Чёрные оркестры сами по себе были величественными и элегантными витринами, а поскольку некоторые из них пользовались в белых дорогих отелях и загородных клубах не меньшим спросом, чем в чёрных клубах, им сопутствовала аура признания, в какой-то мере защищавшая их от неуважения в повседневной жизни. На сцене музыканты были одеты в щегольские костюмы с иголочки, накрахмаленные рубашки и лакированные туфли. Барабанщики сидели посреди блестящей «листвы» тарелок и гонгов, а пластики их бас-барабанов были разрисованы тропическими картинами и слегка подсвечены сзади. Лучи прожекторов отражались от сверкающей меди в дымном тумане, создавая ощущение фантасмагории, полностью преображавшей вечер для тех, кто днём работал у доменных печей Бирмингема и Бессемера. Музыка могла быть прочной стеной звука, когда все голоса сливались в один; бывало и так, что какая-то отдельная секция — тромбоны, трубы или саксофоны — внезапно уходила в «автономное плавание»; музыканты поднимали и раскачивали свои инструменты в хореографической постановке на фоне других секций, дублируя своими движениями музыкальное развитие. Солисты вставали из-за анонимных стоек, выходили к микрофону и демонстрировали свой персональный стиль; целые теории о природе чёрной мужественности опровергались одним-единственным блюзовым припевом. Позади солистов звучали убедительные инструментальные риффы и словесные возгласы похвалы и поддержки. Эти ансамбли были примерами того, как возможно оставаться личностью в условиях требований абсолютной групповой дисциплины и единства; это были утопические образы расового коллективизма. Это была утончённая жизнь, полная гордости за своё мастерство, жизнь, смеющаяся над социальными ограничениями, наложенными на музыкантов.
За пределами сцены жизнь в оркестрах не всегда была так великолепна.
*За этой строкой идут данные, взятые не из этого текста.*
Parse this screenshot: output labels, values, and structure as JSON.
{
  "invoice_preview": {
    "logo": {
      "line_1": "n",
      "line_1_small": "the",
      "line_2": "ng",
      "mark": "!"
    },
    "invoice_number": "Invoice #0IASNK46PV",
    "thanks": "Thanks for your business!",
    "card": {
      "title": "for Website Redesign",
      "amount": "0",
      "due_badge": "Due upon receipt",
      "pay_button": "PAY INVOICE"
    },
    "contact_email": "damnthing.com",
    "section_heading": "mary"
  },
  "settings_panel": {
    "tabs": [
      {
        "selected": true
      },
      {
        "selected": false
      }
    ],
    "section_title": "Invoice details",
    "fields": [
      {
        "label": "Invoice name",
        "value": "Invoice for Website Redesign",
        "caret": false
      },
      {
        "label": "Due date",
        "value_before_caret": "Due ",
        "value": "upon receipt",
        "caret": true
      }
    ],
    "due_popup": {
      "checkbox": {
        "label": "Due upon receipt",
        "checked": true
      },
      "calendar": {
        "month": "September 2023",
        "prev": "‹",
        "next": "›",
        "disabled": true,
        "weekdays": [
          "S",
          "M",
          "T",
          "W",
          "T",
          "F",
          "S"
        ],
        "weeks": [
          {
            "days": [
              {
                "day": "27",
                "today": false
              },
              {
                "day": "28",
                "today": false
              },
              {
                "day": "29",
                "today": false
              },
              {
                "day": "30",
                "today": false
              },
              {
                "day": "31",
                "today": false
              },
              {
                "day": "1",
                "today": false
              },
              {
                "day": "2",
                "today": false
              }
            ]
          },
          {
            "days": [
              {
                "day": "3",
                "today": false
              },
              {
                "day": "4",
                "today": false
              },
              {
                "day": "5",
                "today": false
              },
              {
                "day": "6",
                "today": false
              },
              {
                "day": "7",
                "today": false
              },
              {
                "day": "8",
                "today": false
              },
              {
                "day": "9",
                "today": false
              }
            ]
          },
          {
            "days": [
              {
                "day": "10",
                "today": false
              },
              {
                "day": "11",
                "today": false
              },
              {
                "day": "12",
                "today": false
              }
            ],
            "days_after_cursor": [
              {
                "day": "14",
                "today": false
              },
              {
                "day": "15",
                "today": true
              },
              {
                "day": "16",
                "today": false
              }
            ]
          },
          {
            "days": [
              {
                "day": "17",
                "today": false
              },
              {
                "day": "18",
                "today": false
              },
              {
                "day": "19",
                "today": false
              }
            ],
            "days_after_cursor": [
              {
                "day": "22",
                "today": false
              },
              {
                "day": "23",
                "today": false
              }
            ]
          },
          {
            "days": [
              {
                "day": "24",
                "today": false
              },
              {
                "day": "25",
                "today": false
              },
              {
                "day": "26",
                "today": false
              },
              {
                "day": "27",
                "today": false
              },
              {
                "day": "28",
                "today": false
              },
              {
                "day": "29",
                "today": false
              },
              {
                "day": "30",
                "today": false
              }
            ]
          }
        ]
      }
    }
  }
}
Танцевальные оркестры зачастую представляли собой кое-как собранные составы музыкантов, многие из которых не имели между собой ничего общего, кроме музыки, а в долгих гастрольных поездках это хаотическое существование ещё усугублялось привычками отдельных исполнителей, различиями в возрасте, образовании и социальном положении. Молодым участникам состава часто приходилось испытывать на себе самые разрушительные и вредные элементы этой жизни и быть мишенями жестоких шуток. Оркестры были построены по принципу «отец и семья», и некоторые руководители часто требовали абсолютной верности и нерассуждающего подчинения, причём взамен давали очень немногое. Как только музыкант оказывался на гастролях, ему могли снизить зарплату, уволить без предупреждения и без средств для возвращения домой — некоторым не удавалось даже переодеться. Конечно, многие стремились получить эту работу, чтобы вырваться из жизни, казавшейся им рабством — но жизнь в оркестре была некой формой феодализма.
Родители подростков не одобряли посещения танцевальных вечеринок в клубах, но Герман, как и другие юные музыканты, находил способы ускользать из дома по ночам, чтобы, стоя на улице рядом с клубом, слушать музыку. Так он услышал все оркестры Юго-Востока (так называемые территориальные ансамбли), проезжавшие через Бирмингем в рамках своих гастролей: там были С. С. Белтон из Флориды, Дюк Эллингтон с Юга; Royal Sunset Serenaders Дока Уилера, группа, спевшая мелодию "Marie" в унисон задолго до того, как Томми Дорси превратил эту идею в хит; Carolina Cotton Pickers (первоначально Оркестр № 5 благотворительного предприятия «Сироты Дженкинса»), оркестр настолько бедный, что его участники во время путешествий в своём стареньком автобусе одевались в рабочие комбинезоны, но вскоре добившийся такого успеха, что ушёл из-под опеки и начал выступать сам по себе, возвратившись в школу только через несколько лет. «Когда я услышал Чарли Паркера, то был поражён тем, что он звучал как альт-саксофонист из Carolina Cotton Players — Лью Уильямс… Мир сбил спесь со многих хороших музыкантов. Но я видел и слышал их всех.»
Я не пропускал ни одного ансамбля — неважно, известный он был или нет. Мне не просто нравилась музыка — я любил её. Некоторые из оркестров, которые я слышал, так и не добились популярности и не записали хитовых пластинок, но это была истинная натуральная чёрная красота. Я хочу поблагодарить их и отдать честь всем искренним музыкантам — бывшим и будущим. Чудесно просто думать о таких людях. Та музыка, которую они играли, была естественной радостью любви — это явление настолько редко, что я не могу его объяснить. Она была свежей и смелой; дерзкой, искренной, ничем не стеснённой. Это был несфабрикованный авангард — и он до сих пор остаётся таким, потому что в мире для него не было места, мир игнорировал нечто ценное, нечто, чего он не понимал. И я никогда не мог понять, почему мир не может этого понять.